In Colombo, there isn't this kind of liberalism associated with the state religion. Nobody speaks of Colombo's hopelessness in a self- effacing way — least of all the Buddhist monks. Everybody, generally has a solution to the problem and wants to solve it . This, in contrast to Bangkok, where the problem remains, like the unswatted moth on the wall. But, if Bangkok is careless about its problem, Colombo is careful to the extent that everybody is dead serious about solving it. Then they all go along and have a good drink. ( Ranil Wickremesinghe brought William Hague, an eager mediator of the Sri Lankan conflict to the Mustangs' tent at the Royal- Thomian match last week. Both had just knocked off a good bout of discussions.)

So if Bangkok is careless, Colombo is insouciant. For good or for ill, everybody takes a big thrill in recognizing that the problem is big — and then telling it to shove off. Nothing can tangle with real life, which is a matter of cabarets, parties, and such occasions, which when strung together make an average year in this city.
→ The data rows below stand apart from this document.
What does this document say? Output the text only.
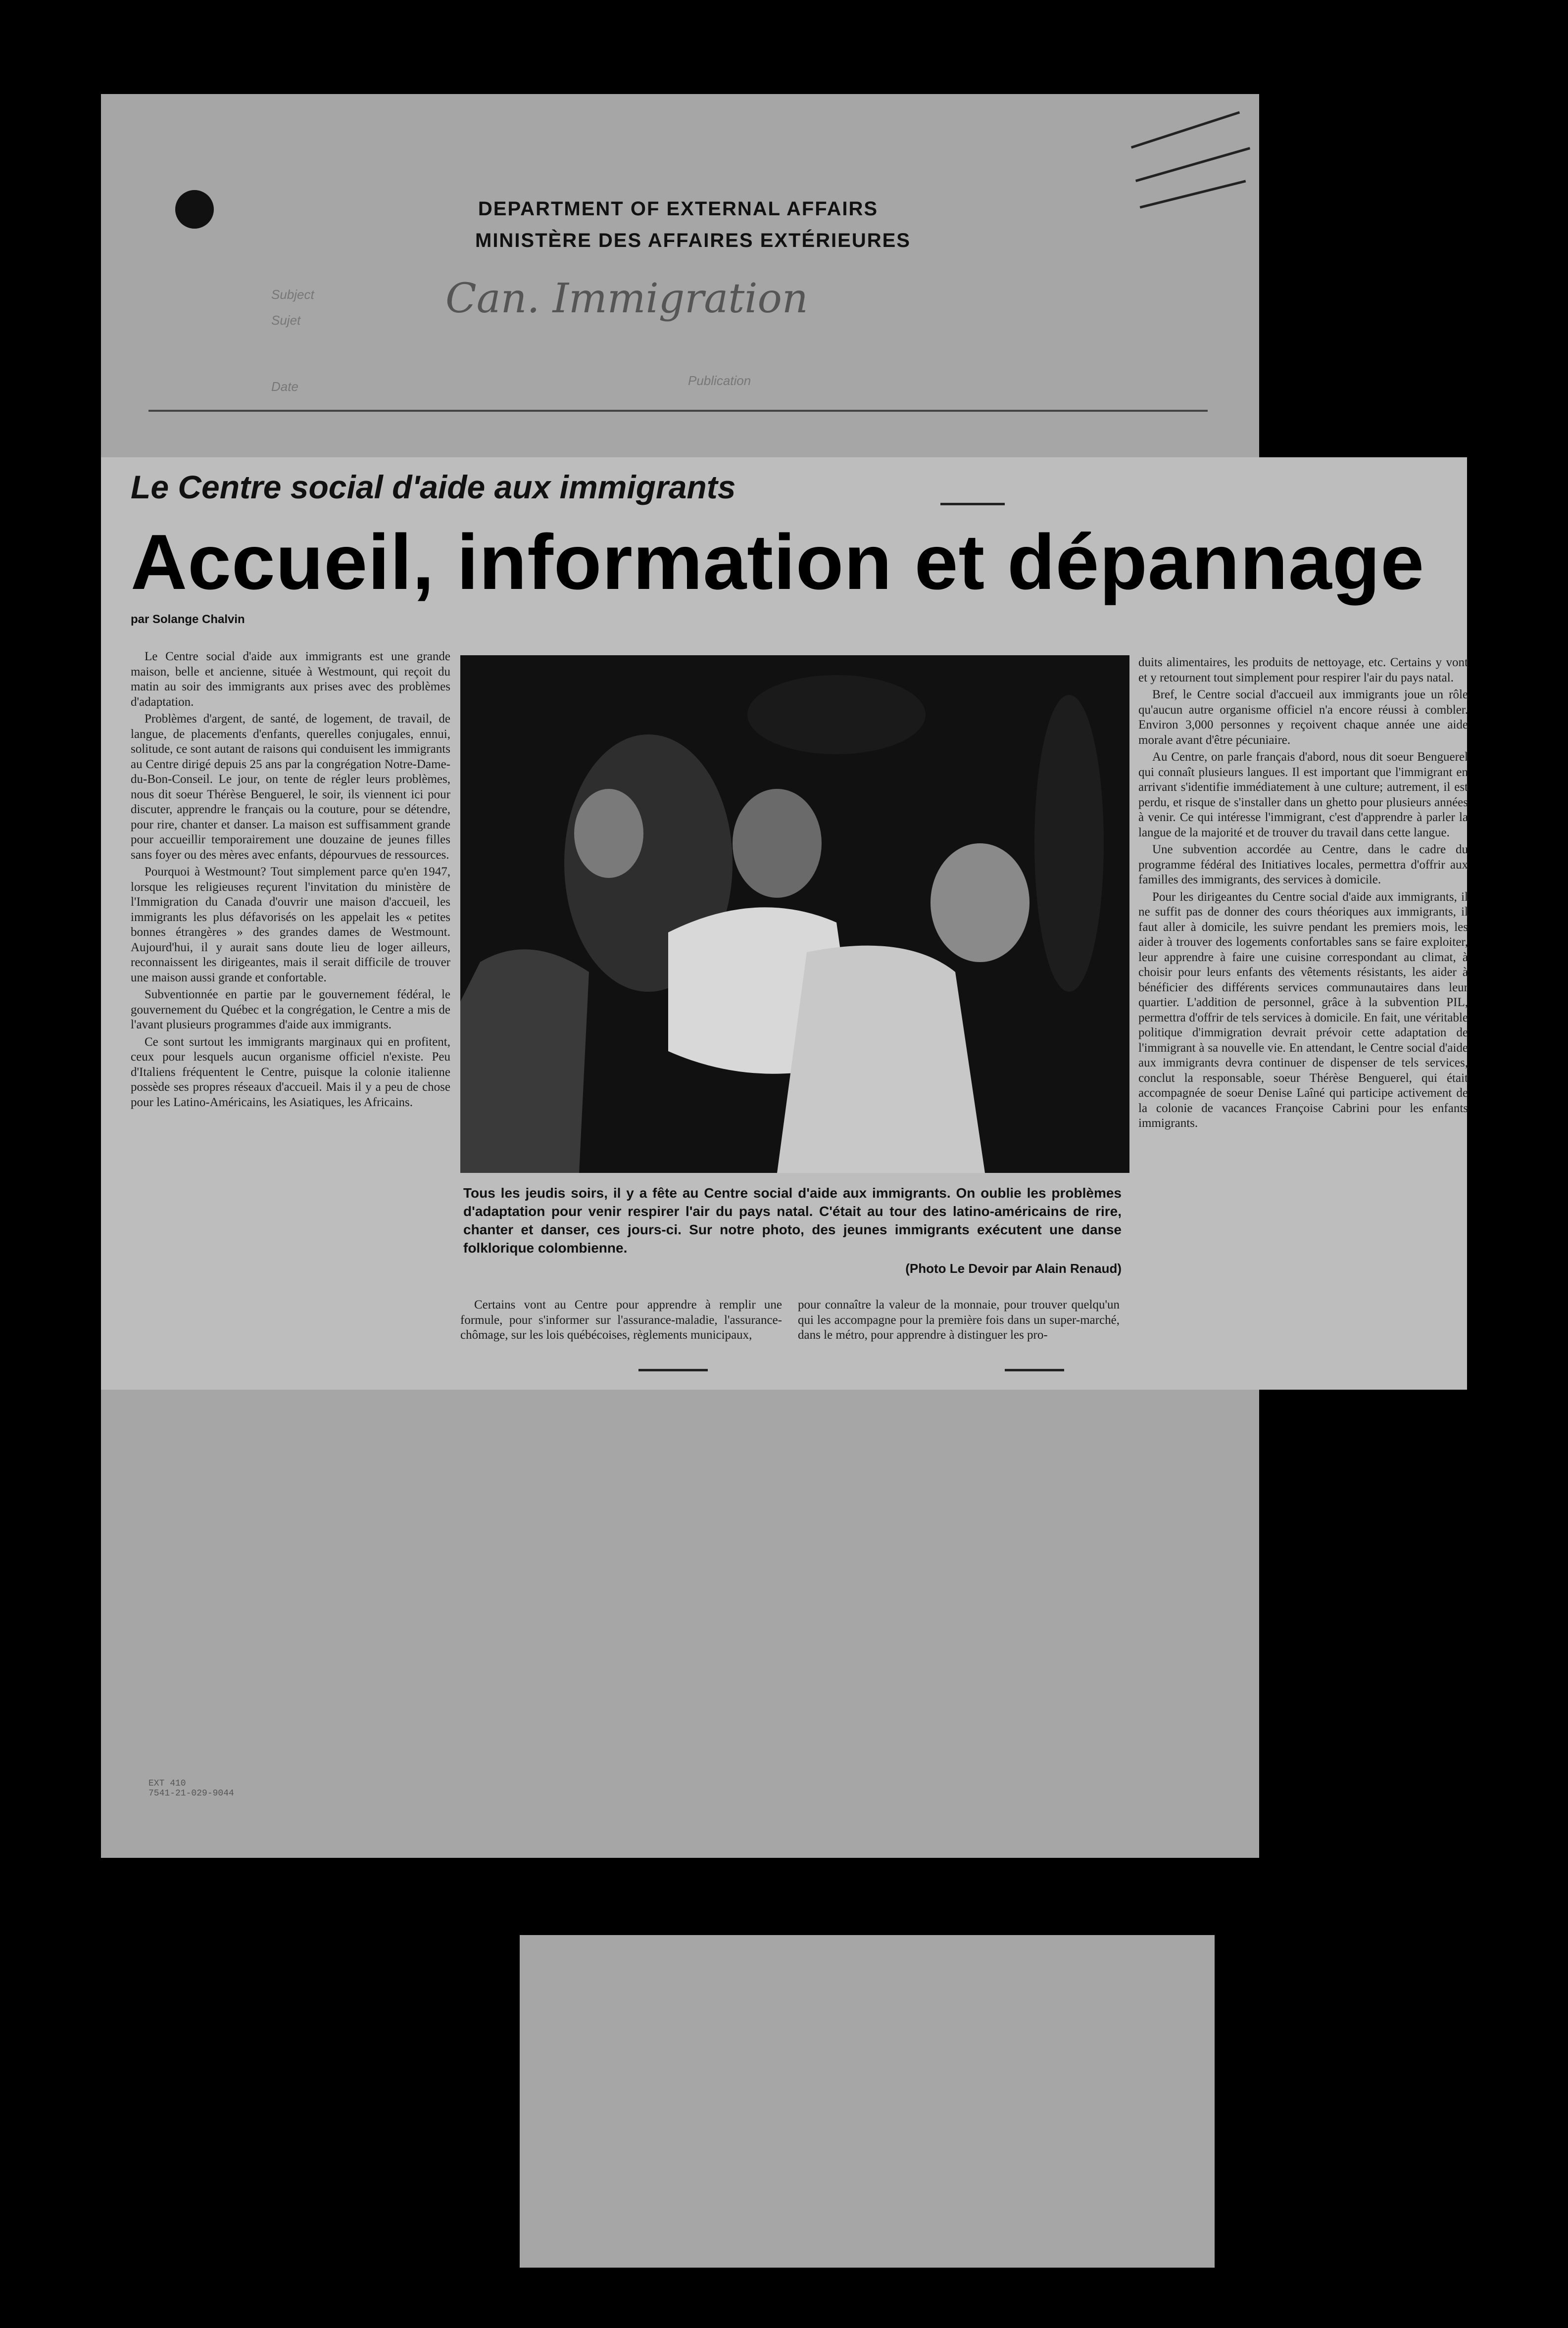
DEPARTMENT OF EXTERNAL AFFAIRS
MINISTÈRE DES AFFAIRES EXTÉRIEURES
Subject
Sujet	Can. Immigration
Date	Publication
Le Centre social d'aide aux immigrants
Accueil, information et dépannage
par Solange Chalvin

Le Centre social d'aide aux immigrants est une grande maison, belle et ancienne, située à Westmount, qui reçoit du matin au soir des immigrants aux prises avec des problèmes d'adaptation.

Problèmes d'argent, de santé, de logement, de travail, de langue, de placements d'enfants, querelles conjugales, ennui, solitude, ce sont autant de raisons qui conduisent les immigrants au Centre dirigé depuis 25 ans par la congrégation Notre-Dame-du-Bon-Conseil. Le jour, on tente de régler leurs problèmes, nous dit soeur Thérèse Benguerel, le soir, ils viennent ici pour discuter, apprendre le français ou la couture, pour se détendre, pour rire, chanter et danser. La maison est suffisamment grande pour accueillir temporairement une douzaine de jeunes filles sans foyer ou des mères avec enfants, dépourvues de ressources.

Pourquoi à Westmount? Tout simplement parce qu'en 1947, lorsque les religieuses reçurent l'invitation du ministère de l'Immigration du Canada d'ouvrir une maison d'accueil, les immigrants les plus défavorisés on les appelait les « petites bonnes étrangères » des grandes dames de Westmount. Aujourd'hui, il y aurait sans doute lieu de loger ailleurs, reconnaissent les dirigeantes, mais il serait difficile de trouver une maison aussi grande et confortable.

Subventionnée en partie par le gouvernement fédéral, le gouvernement du Québec et la congrégation, le Centre a mis de l'avant plusieurs programmes d'aide aux immigrants.

Ce sont surtout les immigrants marginaux qui en profitent, ceux pour lesquels aucun organisme officiel n'existe. Peu d'Italiens fréquentent le Centre, puisque la colonie italienne possède ses propres réseaux d'accueil. Mais il y a peu de chose pour les Latino-Américains, les Asiatiques, les Africains.

Tous les jeudis soirs, il y a fête au Centre social d'aide aux immigrants. On oublie les problèmes d'adaptation pour venir respirer l'air du pays natal. C'était au tour des latino-américains de rire, chanter et danser, ces jours-ci. Sur notre photo, des jeunes immigrants exécutent une danse folklorique colombienne.
(Photo Le Devoir par Alain Renaud)

Certains vont au Centre pour apprendre à remplir une formule, pour s'informer sur l'assurance-maladie, l'assurance-chômage, sur les lois québécoises, règlements municipaux,

pour connaître la valeur de la monnaie, pour trouver quelqu'un qui les accompagne pour la première fois dans un super-marché, dans le métro, pour apprendre à distinguer les pro-

duits alimentaires, les produits de nettoyage, etc. Certains y vont et y retournent tout simplement pour respirer l'air du pays natal.

Bref, le Centre social d'accueil aux immigrants joue un rôle qu'aucun autre organisme officiel n'a encore réussi à combler. Environ 3,000 personnes y reçoivent chaque année une aide morale avant d'être pécuniaire.

Au Centre, on parle français d'abord, nous dit soeur Benguerel qui connaît plusieurs langues. Il est important que l'immigrant en arrivant s'identifie immédiatement à une culture; autrement, il est perdu, et risque de s'installer dans un ghetto pour plusieurs années à venir. Ce qui intéresse l'immigrant, c'est d'apprendre à parler la langue de la majorité et de trouver du travail dans cette langue.

Une subvention accordée au Centre, dans le cadre du programme fédéral des Initiatives locales, permettra d'offrir aux familles des immigrants, des services à domicile.

Pour les dirigeantes du Centre social d'aide aux immigrants, il ne suffit pas de donner des cours théoriques aux immigrants, il faut aller à domicile, les suivre pendant les premiers mois, les aider à trouver des logements confortables sans se faire exploiter, leur apprendre à faire une cuisine correspondant au climat, à choisir pour leurs enfants des vêtements résistants, les aider à bénéficier des différents services communautaires dans leur quartier. L'addition de personnel, grâce à la subvention PIL, permettra d'offrir de tels services à domicile. En fait, une véritable politique d'immigration devrait prévoir cette adaptation de l'immigrant à sa nouvelle vie. En attendant, le Centre social d'aide aux immigrants devra continuer de dispenser de tels services, conclut la responsable, soeur Thérèse Benguerel, qui était accompagnée de soeur Denise Laîné qui participe activement de la colonie de vacances Françoise Cabrini pour les enfants immigrants.

EXT 410
7541-21-029-9044
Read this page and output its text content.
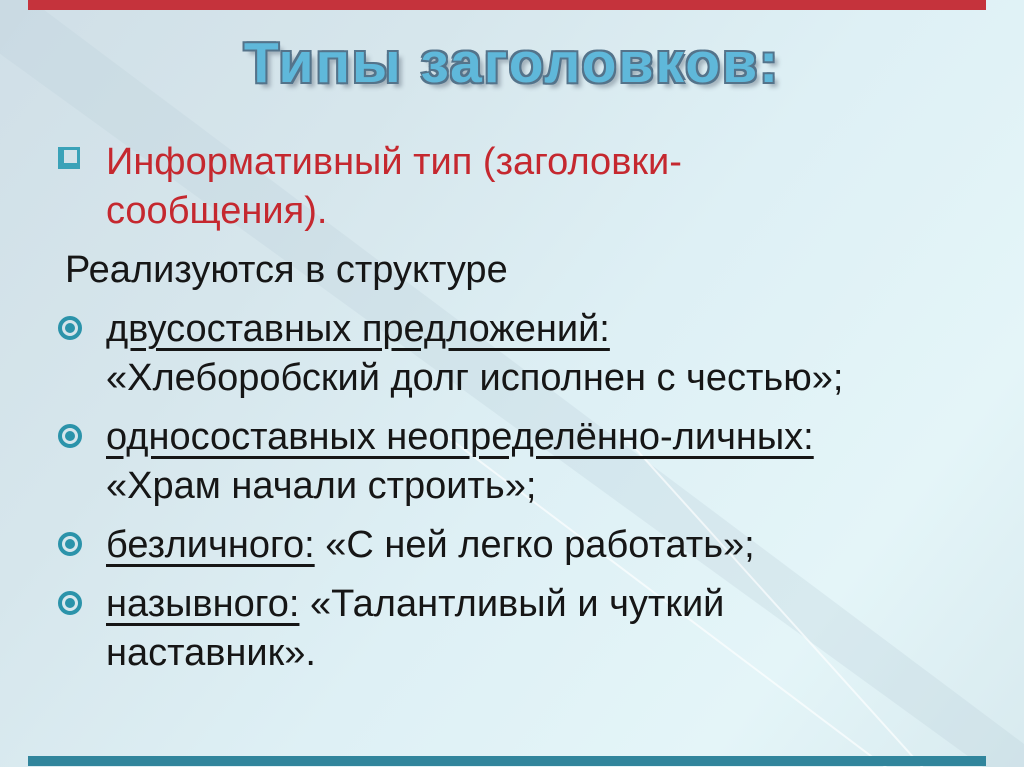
Типы заголовков:
Информативный тип (заголовки-
сообщения).

Реализуются в структуре

двусоставных предложений:
«Хлеборобский долг исполнен с честью»;
односоставных неопределённо-личных:
«Храм начали строить»;
безличного: «С ней легко работать»;
назывного: «Талантливый и чуткий
наставник».
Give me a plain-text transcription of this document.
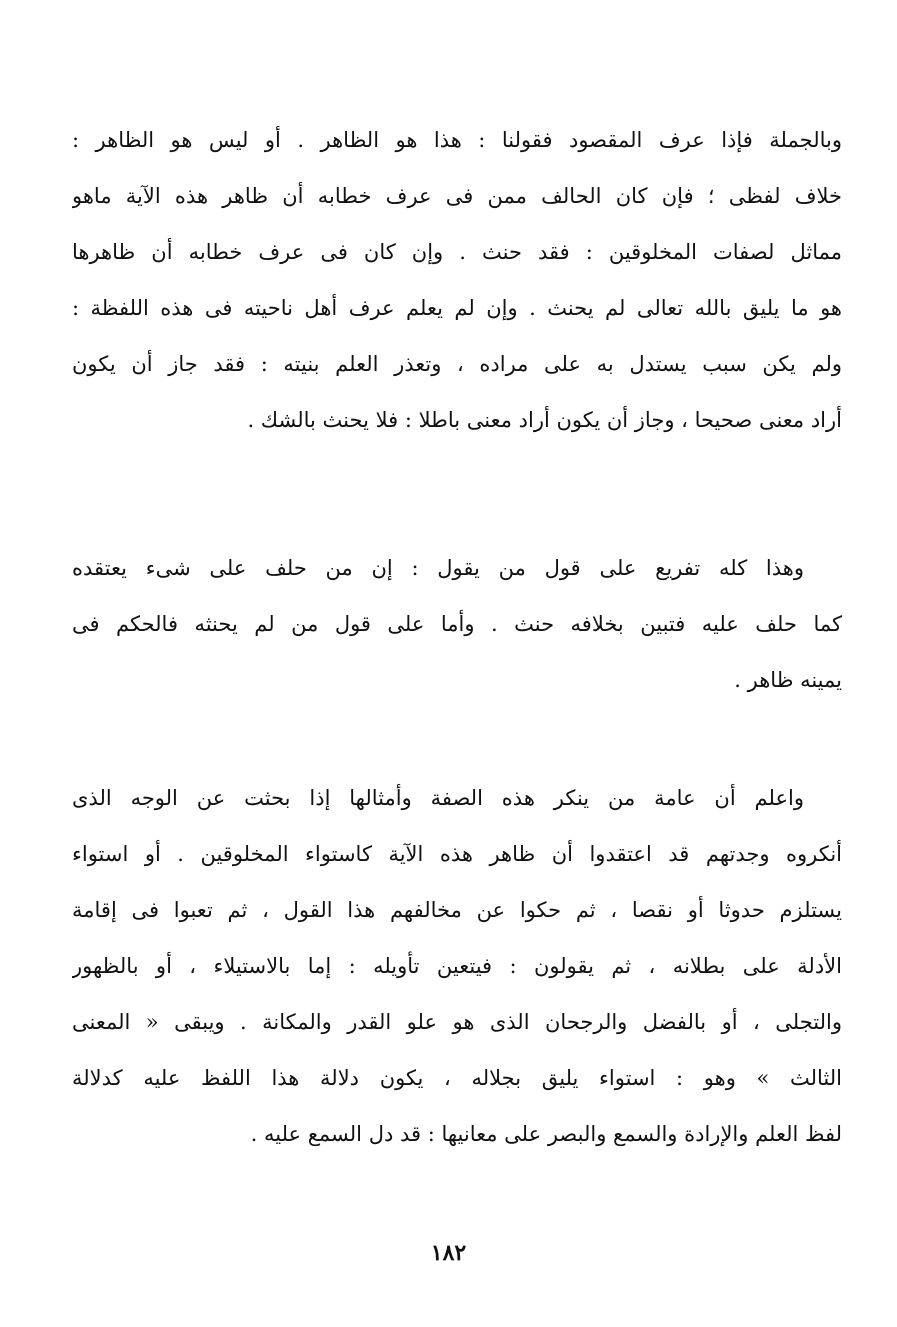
وبالجملة فإذا عرف المقصود فقولنا : هذا هو الظاهر . أو ليس هو الظاهر :
خلاف لفظى ؛ فإن كان الحالف ممن فى عرف خطابه أن ظاهر هذه الآية ماهو
مماثل لصفات المخلوقين : فقد حنث . وإن كان فى عرف خطابه أن ظاهرها
هو ما يليق بالله تعالى لم يحنث . وإن لم يعلم عرف أهل ناحيته فى هذه اللفظة :
ولم يكن سبب يستدل به على مراده ، وتعذر العلم بنيته : فقد جاز أن يكون
أراد معنى صحيحا ، وجاز أن يكون أراد معنى باطلا : فلا يحنث بالشك .
وهذا كله تفريع على قول من يقول : إن من حلف على شىء يعتقده
كما حلف عليه فتبين بخلافه حنث . وأما على قول من لم يحنثه فالحكم فى
يمينه ظاهر .
واعلم أن عامة من ينكر هذه الصفة وأمثالها إذا بحثت عن الوجه الذى
أنكروه وجدتهم قد اعتقدوا أن ظاهر هذه الآية كاستواء المخلوقين . أو استواء
يستلزم حدوثا أو نقصا ، ثم حكوا عن مخالفهم هذا القول ، ثم تعبوا فى إقامة
الأدلة على بطلانه ، ثم يقولون : فيتعين تأويله : إما بالاستيلاء ، أو بالظهور
والتجلى ، أو بالفضل والرجحان الذى هو علو القدر والمكانة . ويبقى « المعنى
الثالث » وهو : استواء يليق بجلاله ، يكون دلالة هذا اللفظ عليه كدلالة
لفظ العلم والإرادة والسمع والبصر على معانيها : قد دل السمع عليه .
١٨٢
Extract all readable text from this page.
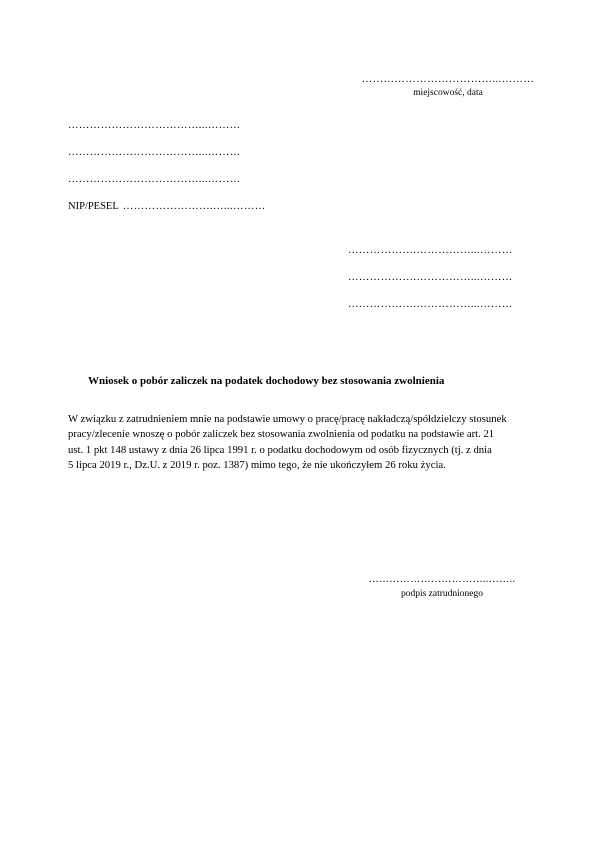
………………………………...………
miejscowość, data
………………………………...………
………………………………...………
………………………………...………
NIP/PESEL …………………….…...………
……………….……………...………
……………….……………...………
……………….……………...………
Wniosek o pobór zaliczek na podatek dochodowy bez stosowania zwolnienia
W związku z zatrudnieniem mnie na podstawie umowy o pracę/pracę nakładczą/spółdzielczy stosunek
pracy/zlecenie wnoszę o pobór zaliczek bez stosowania zwolnienia od podatku na podstawie art. 21
ust. 1 pkt 148 ustawy z dnia 26 lipca 1991 r. o podatku dochodowym od osób fizycznych (tj. z dnia
5 lipca 2019 r., Dz.U. z 2019 r. poz. 1387) mimo tego, że nie ukończyłem 26 roku życia.
……………………………..……..
podpis zatrudnionego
"One begins to wonder whether hope is not truest in the proximity of fear,'' states Pico Iyer, finally musing about Bangkok. About Colombo he would have probably said that life is at its fullest in the proximity of fear — and probably gone off thereafter with a local guide to see a school big match. In Bangkok, the proximity to danger can be minimized. In Colombo, it cannot. Unless every Chief Executive, government clerk or school teacher lock themselves up in their toilets, danger lurks around every corner these days in Colombo's sweltering March heat. But, in Thailand in the final analysis, the response to death is disorganized.

In Colombo, the response is organized. There is a seminar about stopping the war in every corner. Pundits lurk in every high-street , YMBA and assembly hall. They all have solutions, like a thousand prophylactics. In Bangkok, there is a use for prophylactics. In Colombo, there is no use for solutions. They pile up, like a thousand unused rubbers. But wait a minute. I have written 899 words already; quite enough. And its getting late for the stag night.